Frye often is on the losing end of lopsided City Council votes. In 2002 she was the lone dissenter in a vote to enhance retirement benefits -- one that Murphy said he regretted. She boycotts some closed-door meetings to protest what she considers a culture of secrecy at City Hall.
Frye's performance on the stump was unpolished. Last week, apologizing for her late arrival before a group at the San Diego Art Institute, she choked up as she explained that a neighbor's health had suddenly deteriorated. Minutes later, she offered unusual ideas about how to spruce up the city -- from playing music at traffic crossings to putting up a moving, octopus sculpture near a traffic-clogged bridge.
"That was about the most rambling, incoherent thing I've ever heard her say, but it was genuine, and I think that's what people wanted to hear," said Steve Hadley, her chief of staff.

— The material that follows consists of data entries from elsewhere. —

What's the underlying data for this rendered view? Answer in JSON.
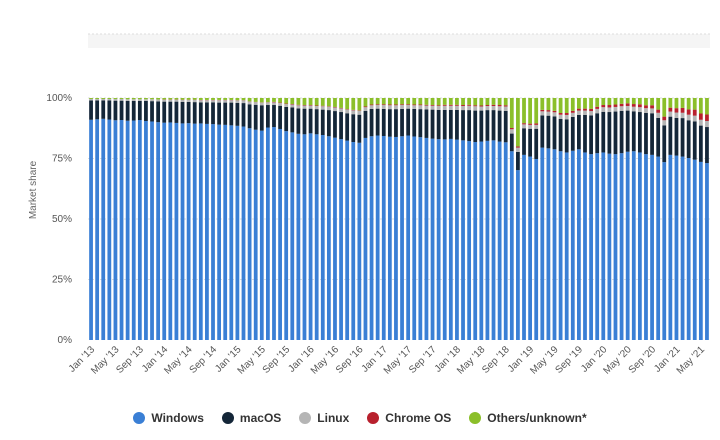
{
  "chart_data": {
    "type": "bar",
    "stacked": true,
    "title": "",
    "xlabel": "",
    "ylabel": "Market share",
    "ylim": [
      0,
      100
    ],
    "yticks": [
      "0%",
      "25%",
      "50%",
      "75%",
      "100%"
    ],
    "ytick_values": [
      0,
      25,
      50,
      75,
      100
    ],
    "categories": [
      "Jan '13",
      "Feb '13",
      "Mar '13",
      "Apr '13",
      "May '13",
      "Jun '13",
      "Jul '13",
      "Aug '13",
      "Sep '13",
      "Oct '13",
      "Nov '13",
      "Dec '13",
      "Jan '14",
      "Feb '14",
      "Mar '14",
      "Apr '14",
      "May '14",
      "Jun '14",
      "Jul '14",
      "Aug '14",
      "Sep '14",
      "Oct '14",
      "Nov '14",
      "Dec '14",
      "Jan '15",
      "Feb '15",
      "Mar '15",
      "Apr '15",
      "May '15",
      "Jun '15",
      "Jul '15",
      "Aug '15",
      "Sep '15",
      "Oct '15",
      "Nov '15",
      "Dec '15",
      "Jan '16",
      "Feb '16",
      "Mar '16",
      "Apr '16",
      "May '16",
      "Jun '16",
      "Jul '16",
      "Aug '16",
      "Sep '16",
      "Oct '16",
      "Nov '16",
      "Dec '16",
      "Jan '17",
      "Feb '17",
      "Mar '17",
      "Apr '17",
      "May '17",
      "Jun '17",
      "Jul '17",
      "Aug '17",
      "Sep '17",
      "Oct '17",
      "Nov '17",
      "Dec '17",
      "Jan '18",
      "Feb '18",
      "Mar '18",
      "Apr '18",
      "May '18",
      "Jun '18",
      "Jul '18",
      "Aug '18",
      "Sep '18",
      "Oct '18",
      "Nov '18",
      "Dec '18",
      "Jan '19",
      "Feb '19",
      "Mar '19",
      "Apr '19",
      "May '19",
      "Jun '19",
      "Jul '19",
      "Aug '19",
      "Sep '19",
      "Oct '19",
      "Nov '19",
      "Dec '19",
      "Jan '20",
      "Feb '20",
      "Mar '20",
      "Apr '20",
      "May '20",
      "Jun '20",
      "Jul '20",
      "Aug '20",
      "Sep '20",
      "Oct '20",
      "Nov '20",
      "Dec '20",
      "Jan '21",
      "Feb '21",
      "Mar '21",
      "Apr '21",
      "May '21",
      "Jun '21"
    ],
    "xtick_labels": [
      "Jan '13",
      "May '13",
      "Sep '13",
      "Jan '14",
      "May '14",
      "Sep '14",
      "Jan '15",
      "May '15",
      "Sep '15",
      "Jan '16",
      "May '16",
      "Sep '16",
      "Jan '17",
      "May '17",
      "Sep '17",
      "Jan '18",
      "May '18",
      "Sep '18",
      "Jan '19",
      "May '19",
      "Sep '19",
      "Jan '20",
      "May '20",
      "Sep '20",
      "Jan '21",
      "May '21"
    ],
    "series": [
      {
        "name": "Windows",
        "color": "#3a7fd5",
        "values": [
          91.0,
          91.2,
          91.4,
          91.1,
          90.8,
          90.9,
          90.6,
          90.7,
          90.9,
          90.5,
          90.3,
          90.0,
          89.8,
          89.9,
          89.7,
          89.5,
          89.6,
          89.4,
          89.5,
          89.3,
          89.2,
          89.0,
          88.9,
          88.7,
          88.5,
          88.2,
          87.5,
          86.9,
          86.5,
          87.8,
          88.0,
          87.2,
          86.3,
          85.8,
          85.2,
          85.0,
          85.4,
          85.0,
          84.7,
          84.2,
          83.6,
          83.0,
          82.4,
          81.8,
          81.5,
          83.5,
          84.2,
          84.5,
          84.3,
          84.0,
          83.9,
          84.2,
          84.5,
          84.1,
          83.8,
          83.5,
          83.2,
          83.0,
          82.9,
          83.1,
          82.8,
          82.5,
          82.2,
          81.8,
          82.0,
          82.3,
          82.5,
          82.0,
          81.7,
          78.0,
          70.2,
          76.5,
          75.8,
          74.8,
          79.5,
          79.2,
          78.8,
          78.0,
          77.5,
          78.2,
          78.8,
          77.5,
          76.8,
          77.2,
          77.5,
          77.0,
          76.8,
          77.2,
          77.8,
          78.0,
          77.5,
          76.8,
          76.5,
          75.8,
          73.5,
          76.5,
          76.2,
          75.8,
          75.2,
          74.5,
          73.6,
          73.1
        ]
      },
      {
        "name": "macOS",
        "color": "#142638",
        "values": [
          8.0,
          7.8,
          7.6,
          7.9,
          8.1,
          8.0,
          8.2,
          8.1,
          7.9,
          8.3,
          8.4,
          8.6,
          8.7,
          8.6,
          8.8,
          8.9,
          8.8,
          8.9,
          8.7,
          8.9,
          9.0,
          9.1,
          9.2,
          9.4,
          9.5,
          9.7,
          9.9,
          10.3,
          10.5,
          9.3,
          9.1,
          9.6,
          10.0,
          10.3,
          10.5,
          10.6,
          10.2,
          10.4,
          10.5,
          10.8,
          11.0,
          11.2,
          11.3,
          11.5,
          11.6,
          11.2,
          11.3,
          11.1,
          11.2,
          11.4,
          11.5,
          11.3,
          11.1,
          11.4,
          11.6,
          11.8,
          12.0,
          12.1,
          12.2,
          12.0,
          12.3,
          12.5,
          12.8,
          13.0,
          12.8,
          12.7,
          12.5,
          12.8,
          13.0,
          7.3,
          7.5,
          11.0,
          11.5,
          12.5,
          13.3,
          13.5,
          13.6,
          13.4,
          13.7,
          14.0,
          14.2,
          15.5,
          16.0,
          16.5,
          16.8,
          17.2,
          17.6,
          17.5,
          17.0,
          16.5,
          16.7,
          17.0,
          17.2,
          16.0,
          15.2,
          15.8,
          15.6,
          15.9,
          15.6,
          15.8,
          15.0,
          14.9
        ]
      },
      {
        "name": "Linux",
        "color": "#b5b5b5",
        "values": [
          0.6,
          0.6,
          0.6,
          0.6,
          0.7,
          0.7,
          0.7,
          0.7,
          0.7,
          0.7,
          0.8,
          0.8,
          0.8,
          0.8,
          0.8,
          0.8,
          0.8,
          0.9,
          0.9,
          0.9,
          0.9,
          1.0,
          1.0,
          1.0,
          1.0,
          1.1,
          1.1,
          1.1,
          1.1,
          1.1,
          1.1,
          1.1,
          1.2,
          1.2,
          1.3,
          1.3,
          1.3,
          1.3,
          1.4,
          1.4,
          1.5,
          1.5,
          1.5,
          1.6,
          1.6,
          1.5,
          1.5,
          1.5,
          1.6,
          1.6,
          1.6,
          1.6,
          1.5,
          1.5,
          1.6,
          1.6,
          1.6,
          1.6,
          1.7,
          1.7,
          1.7,
          1.7,
          1.8,
          1.8,
          1.7,
          1.7,
          1.7,
          1.8,
          1.8,
          1.8,
          1.8,
          1.6,
          1.6,
          1.6,
          1.7,
          1.7,
          1.7,
          1.7,
          1.8,
          1.7,
          1.8,
          1.8,
          1.8,
          1.8,
          1.9,
          1.9,
          1.9,
          1.9,
          1.9,
          1.9,
          2.0,
          2.0,
          2.0,
          2.1,
          2.1,
          2.1,
          2.2,
          2.2,
          2.3,
          2.4,
          2.4,
          2.5
        ]
      },
      {
        "name": "Chrome OS",
        "color": "#b8202d",
        "values": [
          0,
          0,
          0,
          0,
          0,
          0,
          0,
          0,
          0,
          0,
          0,
          0,
          0.1,
          0.1,
          0.1,
          0.1,
          0.1,
          0.1,
          0.1,
          0.1,
          0.1,
          0.1,
          0.1,
          0.1,
          0.1,
          0.1,
          0.1,
          0.1,
          0.1,
          0.1,
          0.2,
          0.2,
          0.2,
          0.2,
          0.2,
          0.2,
          0.2,
          0.2,
          0.2,
          0.2,
          0.2,
          0.2,
          0.2,
          0.2,
          0.2,
          0.3,
          0.3,
          0.3,
          0.3,
          0.3,
          0.3,
          0.3,
          0.3,
          0.3,
          0.3,
          0.3,
          0.3,
          0.3,
          0.4,
          0.4,
          0.4,
          0.4,
          0.4,
          0.4,
          0.4,
          0.4,
          0.5,
          0.5,
          0.5,
          0.5,
          0.5,
          0.5,
          0.5,
          0.6,
          0.6,
          0.6,
          0.6,
          0.7,
          0.8,
          0.8,
          0.8,
          0.8,
          0.9,
          0.9,
          0.9,
          1.0,
          1.0,
          1.0,
          1.1,
          1.1,
          1.2,
          1.2,
          1.3,
          1.3,
          1.5,
          1.6,
          1.8,
          2.0,
          2.2,
          2.5,
          2.6,
          2.7
        ]
      },
      {
        "name": "Others/unknown*",
        "color": "#8bbf2a",
        "values": [
          0.4,
          0.4,
          0.4,
          0.4,
          0.4,
          0.4,
          0.5,
          0.5,
          0.5,
          0.5,
          0.5,
          0.6,
          0.6,
          0.6,
          0.6,
          0.7,
          0.7,
          0.7,
          0.8,
          0.8,
          0.8,
          0.8,
          0.8,
          0.8,
          0.9,
          0.9,
          1.4,
          1.6,
          1.8,
          1.7,
          1.6,
          1.9,
          2.3,
          2.5,
          2.8,
          2.9,
          2.9,
          3.1,
          3.2,
          3.4,
          3.7,
          4.1,
          4.6,
          4.9,
          5.1,
          3.5,
          2.7,
          2.6,
          2.6,
          2.7,
          2.7,
          2.6,
          2.6,
          2.7,
          2.7,
          2.8,
          2.9,
          3.0,
          2.8,
          2.8,
          2.8,
          2.9,
          2.8,
          3.0,
          3.1,
          2.9,
          2.8,
          2.9,
          3.0,
          12.4,
          20.0,
          10.4,
          10.6,
          10.5,
          4.9,
          5.0,
          5.3,
          6.2,
          6.2,
          5.3,
          4.4,
          4.4,
          4.5,
          3.6,
          2.9,
          2.9,
          2.7,
          2.4,
          2.2,
          2.5,
          2.6,
          3.0,
          3.0,
          4.8,
          7.7,
          4.0,
          4.2,
          4.1,
          4.7,
          4.8,
          6.4,
          6.8
        ]
      }
    ],
    "legend_position": "bottom-center",
    "grid": true
  }
}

And as votes were being counted Wednesday, Frye presided over a leisurely-paced news conference wearing a lei of plumerias and promising to help bring San Diego some "aloha spirit." She didn't know if her opponents had called to discuss the results because she spent the morning after the election tending to a water leak at home.
"In my heart of hearts, I'm sure Murphy and Roberts have plumbing problems too, but they don't talk about it," said Hadley. "She just kind of opens her mouth and says things."